Llevo en mis manos el otoño por senderos
de piedras ancestrales que lloran su tristeza
bajo la tarde en su viaje hacia el crepúsculo.
Un río de congoja se aloja en mis entrañas
dictándome secretos nunca escritos que ponen
cerrojos y candados a la sangre en mi boca.
Soy una menesterosa sombra entre los árboles
que se desnudan de su manto cayendo
por entre las calles las hojas con mis lágrimas.
Y ni la ofrenda del mosto en los lagares
termina con mi aliento de soledad en la penumbra
de los barrios sin gloria de otras muchas ciudades.
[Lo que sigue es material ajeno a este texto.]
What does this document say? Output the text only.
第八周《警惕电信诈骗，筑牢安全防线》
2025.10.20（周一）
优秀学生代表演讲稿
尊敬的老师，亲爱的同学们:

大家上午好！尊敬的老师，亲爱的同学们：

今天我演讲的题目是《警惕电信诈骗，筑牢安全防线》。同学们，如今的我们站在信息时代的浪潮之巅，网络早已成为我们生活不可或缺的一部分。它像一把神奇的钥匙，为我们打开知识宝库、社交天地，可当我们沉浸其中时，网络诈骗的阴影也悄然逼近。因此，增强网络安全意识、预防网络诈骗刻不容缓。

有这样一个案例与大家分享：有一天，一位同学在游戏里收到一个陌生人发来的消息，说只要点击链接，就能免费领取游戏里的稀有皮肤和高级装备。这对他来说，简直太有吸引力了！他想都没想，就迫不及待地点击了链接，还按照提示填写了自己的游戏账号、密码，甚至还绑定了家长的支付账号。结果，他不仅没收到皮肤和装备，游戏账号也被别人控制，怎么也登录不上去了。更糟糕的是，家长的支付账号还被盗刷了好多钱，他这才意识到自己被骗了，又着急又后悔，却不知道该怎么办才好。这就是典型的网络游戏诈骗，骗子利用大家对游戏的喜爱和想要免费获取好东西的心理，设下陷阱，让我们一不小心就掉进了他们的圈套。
Miro el ritual del calendario en las arrugas
de las cepas que se despojan en septiembre
de las uvas dejándose podar después de la vendimia.
En el marco del otoño se encienden candiles
de melancolía en pájaros y niños con aroma
de misterio volcado en los días y en sus juegos.
Todo me habla en el rescoldo del otoño del hombre
que solloza en la laguna dejándose morir a solas
en los campos fúnebres y dorados de noviembre.
El horizonte se dilata en los labios y una lluvia
de ausencia inunda el corazón de asombro
dejando al otoño cubierto de nostalgia y agonía.